If you have created some custom rules for your zone in the Cloudflare WAF, you can easily see the IP addresses and URI paths which have triggered those rules by simply selecting the rule from the Cloudflare dashboard. A key limitation, however, is that for free plans the data is only retained by Cloudflare for 24 hours, for the Pro or Business plans, 72 hours, and on an Enterprise plan, 30 days.
Many SecOps security professionals would like the ability to retain & analyze this data for an even longer period, to quantitatively determine trends, such as how often specific countries or ASNs are triggering their firewall rules and what types of attacks they might be attempting (brute force, XSS, SQL injection, etc.). Also, if your cybersecurity team pursues reporting abusive activity to the respective attackers’ network abuse contacts, retaining this data to illustrate a pattern of abuse can be helpful in substantiating your reports.
Fortunately, Cloudflare has a robust GraphQL API, which supports programmatically retrieving firewall events for your custom rules. It returns the data in a structured JSON format, which can be easily parsed by a Node.js function, and stored in a data warehouse such as Google BigQuery. Because the function only needs to run at scheduled time intervals (e.g. once every hour) to get the data from Cloudflare, and for the fact that we are using BigQuery to permanently store the data, the most elegant solution is to deploy the code as a Google Cloud Run Function.

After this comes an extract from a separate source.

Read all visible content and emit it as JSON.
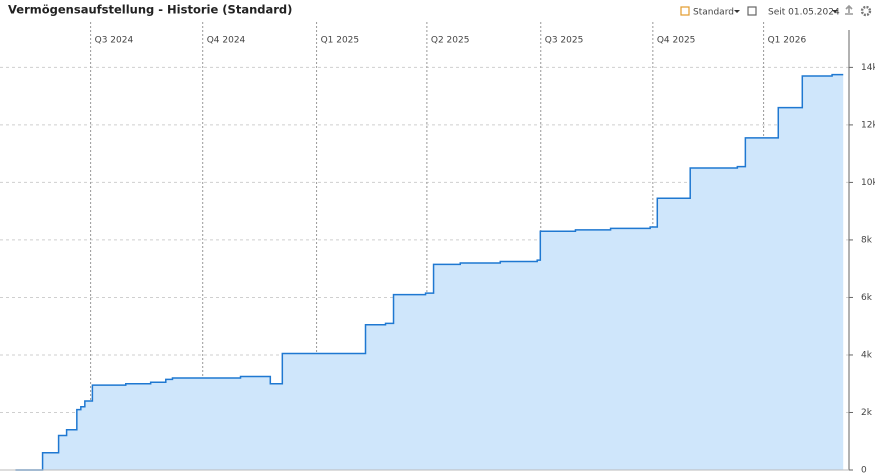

Create a Custom Rule in the Cloudflare WAF
This example assumes that you already have a custom rule already in place in the Cloudflare WAF. For instance, you might have a rule named “Restricted Areas” which blocks any other IPs except for your authorized IPs from accessing the admin areas of your web application. In conjunction with authenticated origin pulls that causes your origin server to reject any requests other than from the Cloudflare reverse proxy, this is effective at blocking malicious traffic from attempting to brute force your login pages or exploit web application vulnerabilities.
For a WordPress website, the firewall rule expression might be something like:
(http.request.uri.path contains "/wp-login" and ip.src ne 152.67.XXX.XXX and ip.src ne 104.196.XXX.XXX) or (http.request.uri.path contains "/wp-admin" and not http.request.uri.path contains "/wp-admin/admin-post.php" and not http.request.uri.path contains "/wp-admin/admin-ajax.php" and ip.src ne 152.67.XXX.XXX and ip.src ne 104.196.XXX.XXX)

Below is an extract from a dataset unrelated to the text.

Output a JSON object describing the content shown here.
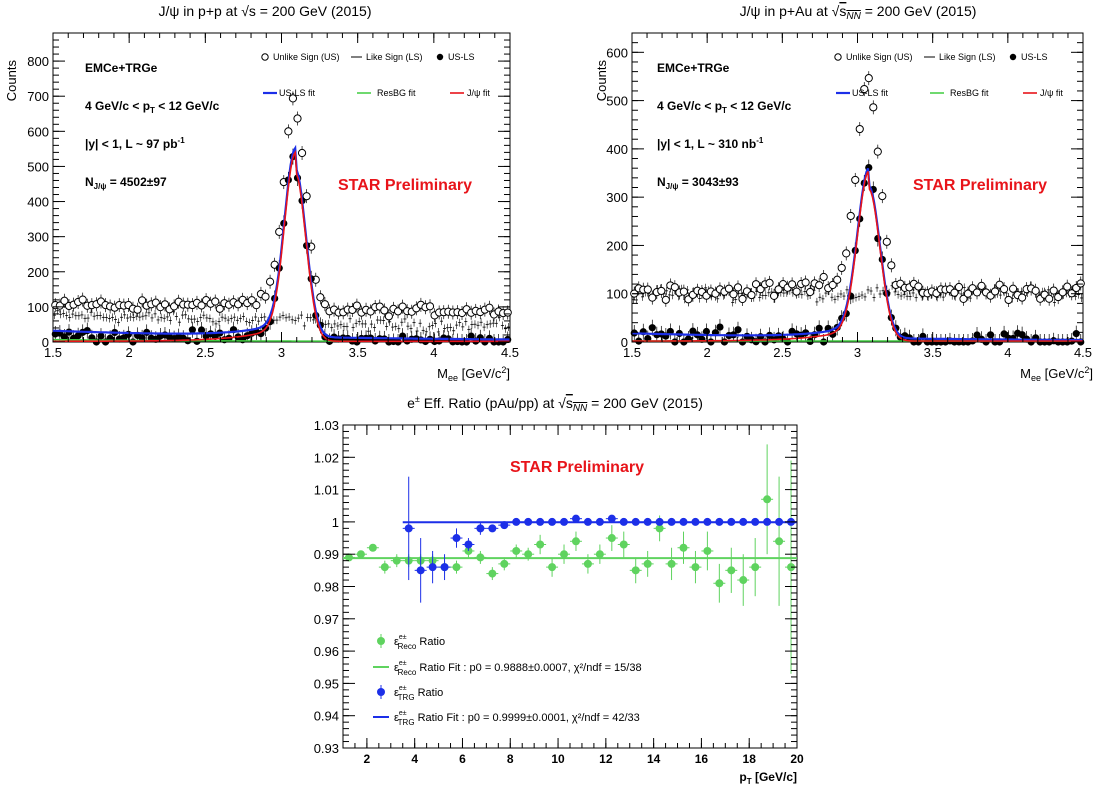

Select the action from “Block” from the dropdown, then click the “Deploy” button to propagate the rule.
Record the rule’s ruleset ID and zone ID
Select the rule from the Custom Rules list by clicking on the Name of the rule you just created. Take note of the string after the first forward slash (the ruleset ID) and after the last forward slash (the rule ID). You will require these later to query the GraphQL API for firewall events which triggered this rule.
https://dash.cloudflare.com/2a9cf95XXXXXXXXXXXXXXXXXXXXXXXXX/example.com/security/waf/custom-rules/7db4d36XXXXXXXXXXXXXXXXXXXXXXXXX
Generate a Cloudflare API token with appropriate permissions
From the Overview page of the Cloudflare dashboard for the zone, navigate to User API Tokens to create a Cloudflare API access token. The token requires the Zone WAF:Edit, Zone WAF:Read, Logs:Read, Firewall Services:Edit, Firewall Services:Read, Analytics:Read permissions.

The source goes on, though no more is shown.